Let's say $\epsilon \in \mathbb{R}^d$. I am trying to solve the following optimization problems:

\begin{equation} \underset{\|\epsilon\| _{\infty} \le \rho}{\operatorname{arg max}} \ \epsilon^T b + \epsilon^T D \epsilon \tag{1} \end{equation}

and

\begin{equation} \underset{\|\epsilon\| _{2} \le \rho}{\operatorname{arg max}} \ \epsilon^T b + \epsilon^T D \epsilon \tag{2} \end{equation}

where $D$ is a diagonal positive semidefinite $d \times d$ matrix.

I know for the minimization case when $D$ is not diagonal this problem is known as the trust-region subproblem and does not have a closed-form solution.
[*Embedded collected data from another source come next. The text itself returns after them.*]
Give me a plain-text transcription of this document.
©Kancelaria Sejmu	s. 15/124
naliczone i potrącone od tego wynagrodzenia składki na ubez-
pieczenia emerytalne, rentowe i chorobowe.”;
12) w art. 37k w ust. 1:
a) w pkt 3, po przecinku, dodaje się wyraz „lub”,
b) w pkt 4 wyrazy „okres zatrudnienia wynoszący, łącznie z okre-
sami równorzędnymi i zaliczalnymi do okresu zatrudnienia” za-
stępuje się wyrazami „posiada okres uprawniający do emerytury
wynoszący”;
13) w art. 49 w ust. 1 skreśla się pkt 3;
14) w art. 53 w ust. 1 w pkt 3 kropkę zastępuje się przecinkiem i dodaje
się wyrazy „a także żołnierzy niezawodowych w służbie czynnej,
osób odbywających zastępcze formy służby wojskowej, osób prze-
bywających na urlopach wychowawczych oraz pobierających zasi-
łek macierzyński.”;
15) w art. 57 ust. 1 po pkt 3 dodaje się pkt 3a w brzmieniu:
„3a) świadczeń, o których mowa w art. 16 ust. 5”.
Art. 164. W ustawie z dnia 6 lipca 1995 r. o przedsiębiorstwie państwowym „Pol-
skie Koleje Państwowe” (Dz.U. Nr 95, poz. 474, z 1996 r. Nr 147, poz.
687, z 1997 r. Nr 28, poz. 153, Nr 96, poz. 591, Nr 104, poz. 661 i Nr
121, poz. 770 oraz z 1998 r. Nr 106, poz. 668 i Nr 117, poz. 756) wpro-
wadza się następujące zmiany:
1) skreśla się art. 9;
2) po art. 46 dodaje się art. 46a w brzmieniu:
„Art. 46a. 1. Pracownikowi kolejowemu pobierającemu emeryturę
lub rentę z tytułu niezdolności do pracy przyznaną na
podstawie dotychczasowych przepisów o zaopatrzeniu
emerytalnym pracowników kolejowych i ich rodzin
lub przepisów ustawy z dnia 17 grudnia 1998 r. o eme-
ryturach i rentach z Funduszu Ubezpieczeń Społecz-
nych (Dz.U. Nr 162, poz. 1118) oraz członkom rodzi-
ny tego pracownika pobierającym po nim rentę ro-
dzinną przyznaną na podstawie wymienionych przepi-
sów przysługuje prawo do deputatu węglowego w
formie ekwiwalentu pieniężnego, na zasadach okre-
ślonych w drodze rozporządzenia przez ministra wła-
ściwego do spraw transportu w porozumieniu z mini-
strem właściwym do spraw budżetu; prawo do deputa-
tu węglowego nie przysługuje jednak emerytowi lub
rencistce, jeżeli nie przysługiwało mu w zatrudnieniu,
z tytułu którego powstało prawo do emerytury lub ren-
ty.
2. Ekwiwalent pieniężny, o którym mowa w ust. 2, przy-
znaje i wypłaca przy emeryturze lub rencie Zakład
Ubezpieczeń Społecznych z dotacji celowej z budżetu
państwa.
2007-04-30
I wondered if there is a closed-form solution for at least one of the above problems.

Answer 1

I do not think that problem (2) admits a closed form solution.

As I note in my comment, we know that the only critical point to the problem that is potentially in the interior of the region is a local minimum, so we can guarantee that any maximum must occur on the region's boundary. Denote $f(\epsilon) = \epsilon^Tb + \epsilon^TD\epsilon$, $g(\epsilon) = \|\epsilon\|_2^2 = \epsilon^T\epsilon$.

With Lagrange multipliers, the optimum occurs where $\nabla f = \lambda \nabla g$. We compute $$ \nabla f = b + 2D\epsilon, \quad \nabla g = 2\epsilon. $$ From there, $$ b + 2D\epsilon = 2\lambda \epsilon \implies\\ 2(\lambda I - D)\epsilon = b \implies\\ \epsilon = \frac 12 (\lambda I - D)^{-1}b. $$ Applying the constraint $g(\epsilon) = \rho^2$, we have $$ \frac 14 b^T(\lambda I - D)^{-2}b = \rho^2 \implies \sum_{i=1}^d \frac{b_i^2}{(\lambda - d_i)^2} = 4 \rho^2, $$ but I'm not sure where to proceed from here. At the very least, we have reduced the problem to one of finding the roots of a polynomial.

Answer 2

The first optimization problem has a closed-form solution.

The problem can be written as $$ {\max \sum_{i=1}^n d_{ii}\epsilon_i^2+b_i\epsilon_i \\ \text{s. t.} \\|\epsilon_i|\le \rho\quad,\quad 1\le i\le n. } $$ The state of the problem allows us to optimize each of the $\epsilon_i$s, regardless of the others, i.e., an equivalent form of the problem is solving $$ {\max d_{ii}\epsilon_i^2+b_i\epsilon_i \\ \text{s. t.} \\-\rho\le \epsilon_i\le \rho } $$ for each $i$ and gather the results altogether. The optimal point for the latter problem is $$ \epsilon_i^*=\text{sign}(b_i)\cdot\rho, $$ where $\text{sign}$ denotes the sign function and we assumed $\text{sign}(0)=1$. Therefore, the optimal argument to the original problem is $$ \epsilon^*=\rho\cdot \begin{bmatrix}\text{sign}(b_1)&\text{sign}(b_2)&\cdots&\text{sign}(b_n)\end{bmatrix}. $$